Kalimat bantahan sudah hampir diucapkannya, tetapi kelu tiba-tiba menyergap Gamma. Mustahil baginya memungkiri kelebihan Alta yang mampu menebak dengan tepat beberapa hal terlepas dari fakta pertemuan mereka bahkan belum genap berumur dua jam. Bahkan, saat ini, Gamma masih berjuang menemukan kalimat yang harus dia ucapkan demi menanggapi Alta.
"Bagaimana kamu tahu aku membuang beberapa origami ke tempat sampah?" Pertanyaan itu pun terlontas begitu Gamma menyadari Alta menyebut soal tempat sampah.
"Saya memperhatikan kamu selama 5 hari, Gamma. Tidak ada yang terlewat dari pandangan saya, terlebih jika sesuatu itu berupa seni."
"You and your photographic eyes."
Mereka terdiam begitu tawa kecil Alta mereda.
Cepat atau lambat, Gamma sadar harus kembali ke apartemen dan mengakhiri intermesonya malam ini. Tubuhnya lelah, masih ada hari panjang yang harus dihadapinya esok, belum lagi usaha yang masih harus dilanjutkannya demi mengusir Raphael dari hati dan pikirannya. Dengan berat, Gamma mengembuskan napas, berharap dengan melakukannya, semua beban emosinya menguap ditelan malam.
"Kamu harus pulang?"
"Aku perlu istirahat." Gamma memilih kalimat singkat itu daripada penjelasan panjang lebar yang mengisi pikirannya.
"Mungkin kamu harus menyimpan ini." Gamma memandang Alta yang sedang membuka tas yang dia selempangkan dan terkejut saat pria itu mengeluarkan satu map tembus pandang berisi origami burung bangau. "Sudah saatnya kamu percaya pada mitos seribu origami itu, Gamma. Saya mengembalikannya meski kamu sudah membuangnya ke tempat sampah atau sengaja meninggalkannya di Klorofil. Ketika mencapai seribu origami, mungkin kamu bisa memohon supaya hubungan kamu bisa bertahan lama. Dan pria itu memang pantas mendapatkan kesempatan untuk bersama kamu," ujar Alta seraya menyerahkan map itu ke Gamma.
Pandangan Gamma lama terpaku pada map berwarna biru muda itu sebelum mampu berkata, "Kamu bisa menyimpannya."
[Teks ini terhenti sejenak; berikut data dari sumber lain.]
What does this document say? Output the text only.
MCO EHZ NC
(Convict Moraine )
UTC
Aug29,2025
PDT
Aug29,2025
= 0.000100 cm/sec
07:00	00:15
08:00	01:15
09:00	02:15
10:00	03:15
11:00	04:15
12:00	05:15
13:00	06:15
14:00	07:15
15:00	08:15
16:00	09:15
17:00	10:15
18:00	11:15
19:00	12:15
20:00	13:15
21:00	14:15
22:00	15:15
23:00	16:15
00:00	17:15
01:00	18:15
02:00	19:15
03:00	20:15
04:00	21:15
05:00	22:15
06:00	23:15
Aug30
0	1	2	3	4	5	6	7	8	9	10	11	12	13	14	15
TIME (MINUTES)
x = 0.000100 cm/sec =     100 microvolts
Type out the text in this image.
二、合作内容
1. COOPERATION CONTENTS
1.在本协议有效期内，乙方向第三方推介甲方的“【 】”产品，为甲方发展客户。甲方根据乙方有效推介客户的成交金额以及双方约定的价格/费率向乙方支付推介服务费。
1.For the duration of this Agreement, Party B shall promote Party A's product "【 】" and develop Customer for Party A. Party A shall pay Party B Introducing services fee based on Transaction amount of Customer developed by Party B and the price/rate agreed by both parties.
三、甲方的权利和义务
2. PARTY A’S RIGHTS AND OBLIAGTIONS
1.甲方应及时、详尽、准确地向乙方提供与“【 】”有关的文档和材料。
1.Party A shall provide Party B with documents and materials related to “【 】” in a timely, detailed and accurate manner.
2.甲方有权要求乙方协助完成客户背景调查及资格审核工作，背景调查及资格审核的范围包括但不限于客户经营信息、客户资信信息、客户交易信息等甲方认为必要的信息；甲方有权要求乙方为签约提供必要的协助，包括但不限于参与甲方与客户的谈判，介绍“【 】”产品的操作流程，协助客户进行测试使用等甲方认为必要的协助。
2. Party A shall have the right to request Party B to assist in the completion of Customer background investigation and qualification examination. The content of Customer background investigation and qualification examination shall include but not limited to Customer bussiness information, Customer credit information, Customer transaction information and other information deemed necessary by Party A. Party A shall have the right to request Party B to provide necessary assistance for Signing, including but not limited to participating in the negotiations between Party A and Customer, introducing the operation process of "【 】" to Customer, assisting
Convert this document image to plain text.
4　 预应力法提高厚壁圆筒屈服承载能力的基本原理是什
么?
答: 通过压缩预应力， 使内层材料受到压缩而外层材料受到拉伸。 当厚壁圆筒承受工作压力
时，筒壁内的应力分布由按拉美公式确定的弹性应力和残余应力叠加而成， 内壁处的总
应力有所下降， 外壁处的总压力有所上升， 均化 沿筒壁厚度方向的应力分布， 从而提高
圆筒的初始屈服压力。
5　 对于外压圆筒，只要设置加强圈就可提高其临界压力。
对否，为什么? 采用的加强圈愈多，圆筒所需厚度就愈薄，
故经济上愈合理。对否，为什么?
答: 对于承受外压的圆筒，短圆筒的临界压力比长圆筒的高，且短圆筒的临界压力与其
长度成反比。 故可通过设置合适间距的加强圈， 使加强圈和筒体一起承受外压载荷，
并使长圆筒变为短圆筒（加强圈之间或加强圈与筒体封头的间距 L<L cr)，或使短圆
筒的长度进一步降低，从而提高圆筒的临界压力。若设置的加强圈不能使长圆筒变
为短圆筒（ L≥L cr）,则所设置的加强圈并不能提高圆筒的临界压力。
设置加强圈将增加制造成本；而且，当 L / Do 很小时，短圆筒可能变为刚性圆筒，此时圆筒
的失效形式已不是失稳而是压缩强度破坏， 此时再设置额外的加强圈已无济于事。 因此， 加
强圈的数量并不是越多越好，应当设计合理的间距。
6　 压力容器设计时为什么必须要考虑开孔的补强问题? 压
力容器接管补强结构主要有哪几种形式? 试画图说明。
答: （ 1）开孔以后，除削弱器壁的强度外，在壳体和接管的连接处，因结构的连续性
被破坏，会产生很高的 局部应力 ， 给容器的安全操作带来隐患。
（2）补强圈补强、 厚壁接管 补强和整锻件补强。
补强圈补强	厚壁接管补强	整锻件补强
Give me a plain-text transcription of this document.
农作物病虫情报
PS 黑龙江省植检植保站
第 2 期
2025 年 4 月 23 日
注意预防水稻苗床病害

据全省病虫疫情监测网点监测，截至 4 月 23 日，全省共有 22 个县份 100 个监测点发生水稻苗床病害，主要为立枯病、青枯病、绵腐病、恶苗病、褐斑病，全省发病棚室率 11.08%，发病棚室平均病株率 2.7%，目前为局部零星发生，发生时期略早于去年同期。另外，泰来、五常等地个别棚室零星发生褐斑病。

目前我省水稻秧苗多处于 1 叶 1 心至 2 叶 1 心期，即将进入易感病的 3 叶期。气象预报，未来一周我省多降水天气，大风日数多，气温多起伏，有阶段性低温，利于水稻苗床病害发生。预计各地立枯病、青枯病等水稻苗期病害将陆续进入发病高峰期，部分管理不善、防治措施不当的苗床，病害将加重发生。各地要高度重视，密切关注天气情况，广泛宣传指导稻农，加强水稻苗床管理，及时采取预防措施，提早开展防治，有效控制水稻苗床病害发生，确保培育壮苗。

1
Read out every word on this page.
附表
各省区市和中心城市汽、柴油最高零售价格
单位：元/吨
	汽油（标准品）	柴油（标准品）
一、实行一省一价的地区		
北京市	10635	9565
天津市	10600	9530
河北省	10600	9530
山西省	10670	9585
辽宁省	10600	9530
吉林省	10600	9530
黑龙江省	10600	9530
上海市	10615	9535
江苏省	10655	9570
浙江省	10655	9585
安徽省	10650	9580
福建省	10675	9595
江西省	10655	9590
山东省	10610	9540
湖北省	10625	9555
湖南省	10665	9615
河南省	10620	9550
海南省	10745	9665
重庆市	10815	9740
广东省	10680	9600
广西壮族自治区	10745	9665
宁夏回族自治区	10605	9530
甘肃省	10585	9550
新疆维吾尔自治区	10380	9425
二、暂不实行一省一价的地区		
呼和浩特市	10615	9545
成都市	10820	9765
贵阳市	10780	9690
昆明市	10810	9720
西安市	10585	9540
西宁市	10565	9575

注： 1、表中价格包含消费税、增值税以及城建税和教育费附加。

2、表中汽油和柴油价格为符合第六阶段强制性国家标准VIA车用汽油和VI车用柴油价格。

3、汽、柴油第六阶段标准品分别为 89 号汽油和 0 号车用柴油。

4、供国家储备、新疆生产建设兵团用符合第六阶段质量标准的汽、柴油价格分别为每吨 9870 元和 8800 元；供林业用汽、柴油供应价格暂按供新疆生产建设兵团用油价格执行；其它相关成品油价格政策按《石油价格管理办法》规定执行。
Alta menggeleng. "Saya tidak bisa dan tidak berhak. Kamu lebih membutuhkan keberuntungan itu daripada saya."
Meski dipenuhi ragu, Gamma akhirnya meraih map itu. "Haruskah aku bilang terima kasih?"
"Hanya jika kamu merasa perlu."
"Terima kasih."
Alta hanya tersenyum dan mengangguk. "It's been a pleasure meeting you, Gamma," ucap Alta sambil mengulurkan tangan.
Now or never, batin Gamma. "Kamu masih berutang penjelasan tentang cinta. Keberatan kalau aku ingin mendengarnya besok pukul 6, di meja dan tempat yang sama? Mungkin aku bisa mengajarimu membuat origami." Gamma sengaja menatap dalam-dalam sepasang mata Alta ketika mengajukan kalimat itu. Dia tidak ingin melewatkan perubahan ekspresi yang ditunjukkan Alta atas tawarannya. "So you can create your own luck," tambahnya saat Alta masih diam.
Alta melebarkan senyum sebelum menarik uluran tangannya. "Kamu akan menemukan saya duduk di meja pojok Klorofil, besok pukul 6."
Untuk pertama kalinya, ada kepastian dalam hidupnya selain pekerjaannya. Meskipun kepastian yang didapatnya akan dipenuhi keraguan. "Kalau begitu, sampai besok, Alta."
Alta tidak menanggapinya dengan sebuah kalimat, melainkan menahan senyum yang masih belum sepenuhnya pudar dari bibirnya.
*Ramekin: pinggan keramik tahan panas berbentuk bulat kecil, biasa dipakai sebagai tempat untuk crème brûlée.